How to prepare for a minimum wage increase
Many believe that a minimum wage increase is inevitable, so it’s important to prepare now to put your business in a position to take on this rise in operating costs. Here are some ways to set your business up for success from a minimum wage or base pay increase at your company.
1. Watch the clock
Many companies pay time-and-a-half for overtime, which can add up quickly. Let employees know that you won’t allow overtime unless it’s been approved ahead of time for an important project. This will decrease your labor wages. Another way to spend less on pay is to prevent employees from clocking into work ahead of their scheduled time.
2. Be strategic with pricing
An increase in overhead costs could inevitably lead to an increase in the pricing of your items. Instead of increasing the price of everything you produce, be more strategic with your new pricing model. Base new pricing on what similar products are selling for in the market, and differentiate your product as a superior one that’s worth the extra cost.

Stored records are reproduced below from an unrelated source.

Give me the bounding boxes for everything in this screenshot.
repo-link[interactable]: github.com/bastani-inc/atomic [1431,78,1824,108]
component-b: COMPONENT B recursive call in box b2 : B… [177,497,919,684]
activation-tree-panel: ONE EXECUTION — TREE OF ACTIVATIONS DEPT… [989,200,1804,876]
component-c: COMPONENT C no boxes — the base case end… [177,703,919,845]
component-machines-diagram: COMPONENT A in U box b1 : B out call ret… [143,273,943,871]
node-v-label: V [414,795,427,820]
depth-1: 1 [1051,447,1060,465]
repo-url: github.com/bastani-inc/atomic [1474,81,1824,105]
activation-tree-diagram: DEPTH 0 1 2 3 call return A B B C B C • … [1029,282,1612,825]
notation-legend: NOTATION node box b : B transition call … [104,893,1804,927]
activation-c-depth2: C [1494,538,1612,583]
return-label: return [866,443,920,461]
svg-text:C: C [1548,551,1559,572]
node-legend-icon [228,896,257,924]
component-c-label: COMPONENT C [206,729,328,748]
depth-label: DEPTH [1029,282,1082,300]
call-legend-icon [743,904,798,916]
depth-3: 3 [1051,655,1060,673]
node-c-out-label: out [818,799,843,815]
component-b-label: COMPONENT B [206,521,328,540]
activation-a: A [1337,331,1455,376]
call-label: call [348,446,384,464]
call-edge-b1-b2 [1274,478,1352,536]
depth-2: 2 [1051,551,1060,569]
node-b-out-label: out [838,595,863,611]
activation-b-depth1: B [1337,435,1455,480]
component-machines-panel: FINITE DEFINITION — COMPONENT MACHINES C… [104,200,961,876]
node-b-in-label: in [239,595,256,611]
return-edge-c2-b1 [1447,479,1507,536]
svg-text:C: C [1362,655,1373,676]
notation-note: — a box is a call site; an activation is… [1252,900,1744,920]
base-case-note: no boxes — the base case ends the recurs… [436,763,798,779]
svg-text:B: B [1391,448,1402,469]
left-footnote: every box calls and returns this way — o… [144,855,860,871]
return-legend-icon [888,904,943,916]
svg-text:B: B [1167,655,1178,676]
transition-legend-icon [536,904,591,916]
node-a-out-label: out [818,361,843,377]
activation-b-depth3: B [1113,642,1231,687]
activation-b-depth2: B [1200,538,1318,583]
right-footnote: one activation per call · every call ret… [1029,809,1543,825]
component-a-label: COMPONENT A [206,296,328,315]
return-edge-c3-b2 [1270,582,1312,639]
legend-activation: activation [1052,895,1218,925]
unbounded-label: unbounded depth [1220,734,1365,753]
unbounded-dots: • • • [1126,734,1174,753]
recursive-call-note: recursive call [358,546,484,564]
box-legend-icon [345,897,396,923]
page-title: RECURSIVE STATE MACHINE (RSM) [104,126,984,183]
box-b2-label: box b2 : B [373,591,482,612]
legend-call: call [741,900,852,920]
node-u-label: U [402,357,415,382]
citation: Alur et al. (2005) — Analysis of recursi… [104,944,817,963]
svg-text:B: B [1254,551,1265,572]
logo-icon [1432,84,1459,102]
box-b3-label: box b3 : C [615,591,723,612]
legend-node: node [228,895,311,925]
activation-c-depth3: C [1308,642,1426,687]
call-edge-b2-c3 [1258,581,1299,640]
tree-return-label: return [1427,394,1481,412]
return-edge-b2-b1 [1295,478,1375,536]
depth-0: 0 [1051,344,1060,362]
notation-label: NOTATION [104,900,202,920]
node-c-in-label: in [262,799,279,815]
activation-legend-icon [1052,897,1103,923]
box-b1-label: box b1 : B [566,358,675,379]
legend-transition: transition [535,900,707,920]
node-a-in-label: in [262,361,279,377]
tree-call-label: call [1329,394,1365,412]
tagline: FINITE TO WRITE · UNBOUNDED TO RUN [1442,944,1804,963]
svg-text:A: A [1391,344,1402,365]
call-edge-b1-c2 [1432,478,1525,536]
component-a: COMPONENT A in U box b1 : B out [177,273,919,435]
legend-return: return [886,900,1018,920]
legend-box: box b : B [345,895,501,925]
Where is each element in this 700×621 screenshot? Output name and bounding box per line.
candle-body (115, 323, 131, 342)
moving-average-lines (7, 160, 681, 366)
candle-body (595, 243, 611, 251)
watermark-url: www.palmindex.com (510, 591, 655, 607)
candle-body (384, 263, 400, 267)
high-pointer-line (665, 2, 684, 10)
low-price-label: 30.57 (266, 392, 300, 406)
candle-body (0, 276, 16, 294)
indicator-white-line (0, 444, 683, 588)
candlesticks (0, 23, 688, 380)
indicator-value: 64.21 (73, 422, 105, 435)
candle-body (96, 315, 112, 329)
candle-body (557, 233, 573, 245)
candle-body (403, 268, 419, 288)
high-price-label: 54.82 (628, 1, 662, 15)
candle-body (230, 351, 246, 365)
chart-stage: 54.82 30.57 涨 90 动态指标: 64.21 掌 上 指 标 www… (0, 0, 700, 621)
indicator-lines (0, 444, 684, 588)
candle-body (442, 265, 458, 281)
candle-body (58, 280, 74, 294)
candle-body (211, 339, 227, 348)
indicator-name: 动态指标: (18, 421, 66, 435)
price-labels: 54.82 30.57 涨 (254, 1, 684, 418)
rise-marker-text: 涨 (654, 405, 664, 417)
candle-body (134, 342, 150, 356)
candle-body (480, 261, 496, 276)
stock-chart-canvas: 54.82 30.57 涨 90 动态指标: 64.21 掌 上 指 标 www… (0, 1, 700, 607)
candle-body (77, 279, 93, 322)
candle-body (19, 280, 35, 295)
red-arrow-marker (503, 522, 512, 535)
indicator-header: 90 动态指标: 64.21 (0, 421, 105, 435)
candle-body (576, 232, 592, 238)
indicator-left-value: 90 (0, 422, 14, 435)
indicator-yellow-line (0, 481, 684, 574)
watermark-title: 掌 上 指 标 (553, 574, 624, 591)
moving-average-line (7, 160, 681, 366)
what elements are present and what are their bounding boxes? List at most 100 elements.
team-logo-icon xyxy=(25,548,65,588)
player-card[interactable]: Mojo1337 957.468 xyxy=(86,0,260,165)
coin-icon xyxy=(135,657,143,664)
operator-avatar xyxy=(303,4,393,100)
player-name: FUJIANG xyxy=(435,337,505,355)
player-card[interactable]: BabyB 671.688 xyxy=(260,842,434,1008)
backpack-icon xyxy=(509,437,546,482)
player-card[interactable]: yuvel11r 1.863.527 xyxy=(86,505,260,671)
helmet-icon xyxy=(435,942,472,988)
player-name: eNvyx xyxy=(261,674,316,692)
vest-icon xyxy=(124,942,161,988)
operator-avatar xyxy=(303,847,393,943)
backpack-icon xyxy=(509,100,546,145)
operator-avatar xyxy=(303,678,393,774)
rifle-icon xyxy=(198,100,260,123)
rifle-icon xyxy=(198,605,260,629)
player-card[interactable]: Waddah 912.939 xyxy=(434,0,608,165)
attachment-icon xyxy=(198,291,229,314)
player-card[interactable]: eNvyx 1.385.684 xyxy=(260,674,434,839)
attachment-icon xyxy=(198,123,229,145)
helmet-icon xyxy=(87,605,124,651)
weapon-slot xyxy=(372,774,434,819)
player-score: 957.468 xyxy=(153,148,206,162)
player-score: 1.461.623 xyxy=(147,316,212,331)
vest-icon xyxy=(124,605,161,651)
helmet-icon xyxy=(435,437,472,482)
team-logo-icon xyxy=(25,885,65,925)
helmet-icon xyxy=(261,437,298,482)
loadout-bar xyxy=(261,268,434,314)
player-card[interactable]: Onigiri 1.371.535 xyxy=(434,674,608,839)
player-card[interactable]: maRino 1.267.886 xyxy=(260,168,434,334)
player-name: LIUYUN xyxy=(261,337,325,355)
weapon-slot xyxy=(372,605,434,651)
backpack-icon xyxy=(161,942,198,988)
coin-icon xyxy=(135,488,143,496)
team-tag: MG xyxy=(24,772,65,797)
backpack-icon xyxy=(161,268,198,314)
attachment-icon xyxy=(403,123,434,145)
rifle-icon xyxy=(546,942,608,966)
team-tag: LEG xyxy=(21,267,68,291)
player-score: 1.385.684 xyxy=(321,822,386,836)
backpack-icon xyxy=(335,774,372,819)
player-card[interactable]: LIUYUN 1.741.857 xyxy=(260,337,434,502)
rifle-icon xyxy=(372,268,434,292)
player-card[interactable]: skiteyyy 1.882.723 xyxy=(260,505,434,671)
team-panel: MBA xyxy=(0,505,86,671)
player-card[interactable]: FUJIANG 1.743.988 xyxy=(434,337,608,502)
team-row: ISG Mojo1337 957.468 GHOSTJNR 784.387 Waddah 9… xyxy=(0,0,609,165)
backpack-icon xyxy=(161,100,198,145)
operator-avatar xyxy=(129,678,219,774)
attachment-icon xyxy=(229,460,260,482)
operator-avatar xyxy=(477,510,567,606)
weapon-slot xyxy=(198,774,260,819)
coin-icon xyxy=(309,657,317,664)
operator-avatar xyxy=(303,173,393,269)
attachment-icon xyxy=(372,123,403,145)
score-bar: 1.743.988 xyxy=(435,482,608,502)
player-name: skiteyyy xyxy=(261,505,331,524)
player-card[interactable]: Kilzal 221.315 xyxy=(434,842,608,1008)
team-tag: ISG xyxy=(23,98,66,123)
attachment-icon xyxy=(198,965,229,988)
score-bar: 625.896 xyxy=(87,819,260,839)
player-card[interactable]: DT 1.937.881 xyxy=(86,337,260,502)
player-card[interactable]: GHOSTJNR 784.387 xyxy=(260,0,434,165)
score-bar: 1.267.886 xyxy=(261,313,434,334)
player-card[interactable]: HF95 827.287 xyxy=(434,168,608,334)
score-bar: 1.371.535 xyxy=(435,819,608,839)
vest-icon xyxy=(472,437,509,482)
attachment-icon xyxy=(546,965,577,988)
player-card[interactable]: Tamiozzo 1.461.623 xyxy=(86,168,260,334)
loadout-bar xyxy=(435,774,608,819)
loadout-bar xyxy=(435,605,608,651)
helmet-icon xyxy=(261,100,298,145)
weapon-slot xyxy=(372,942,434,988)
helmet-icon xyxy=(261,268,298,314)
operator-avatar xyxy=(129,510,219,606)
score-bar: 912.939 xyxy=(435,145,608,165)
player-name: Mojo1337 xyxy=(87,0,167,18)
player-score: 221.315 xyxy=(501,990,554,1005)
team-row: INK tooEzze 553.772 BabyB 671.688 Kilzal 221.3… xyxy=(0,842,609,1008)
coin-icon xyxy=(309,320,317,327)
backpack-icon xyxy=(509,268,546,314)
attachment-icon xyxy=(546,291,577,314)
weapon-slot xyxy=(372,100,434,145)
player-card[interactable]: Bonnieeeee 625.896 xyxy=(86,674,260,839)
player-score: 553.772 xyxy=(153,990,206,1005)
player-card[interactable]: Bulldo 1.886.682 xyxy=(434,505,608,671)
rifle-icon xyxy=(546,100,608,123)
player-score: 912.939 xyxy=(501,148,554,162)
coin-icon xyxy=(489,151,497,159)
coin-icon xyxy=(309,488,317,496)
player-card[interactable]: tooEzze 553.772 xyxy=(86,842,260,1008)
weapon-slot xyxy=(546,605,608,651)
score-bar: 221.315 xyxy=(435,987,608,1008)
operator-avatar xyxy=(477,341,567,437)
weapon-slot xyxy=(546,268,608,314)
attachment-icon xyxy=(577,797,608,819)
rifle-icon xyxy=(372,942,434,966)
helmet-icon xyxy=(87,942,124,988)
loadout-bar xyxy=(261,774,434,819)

Read more: How to Determine Pricing for Your Business
3. Budget for the expense
Part of preparing includes budgeting for this expense. Calculate the effects of the increase both financially and otherwise, for example, in layoffs or workforce restructuring considerations.
Look at what you are paying others in your organization. With a federal minimum wage increase, your lowest-paid employees might experience a pay increase that puts them right at or only slightly under the staff members who have been through promotions and raises or have put in more time at the company. In other words, a minimum wage increase may also put you in a position of needing to provide raises to other employees out of fairness to them.
Prepare accordingly for a change of this nature, and you likely won’t have to pivot at the last minute when the new minimum wage rolls out. Plus, your employees will appreciate your forthrightness and concern about the status of their pay to implement a plan as a preparatory measure.
Frequently asked questions about raising the minimum wage
Which state has the highest minimum wage?
Though the District of Columbia already has a minimum wage of $15, it’s not a state. California is the state with the highest minimum wage at $14 per hour.
What are the effects of a $15 minimum wage?
According to the Congressional Budget Office, a minimum wage of $15 per hour raises wages for 17 million workers and reduces unemployment by about 1%. They also state that it would help small businesses by increasing consumer spending and by improving worker productivity and customer satisfaction.
Is there a difference between minimum wage and living wage?
Yes. The minimum wage is the minimum employers must pay workers. The living wage is the money workers need to earn to cover the basic costs of living in a given area, such as food and shelter. In many cases, the minimum wage may not be enough to be considered a living wage.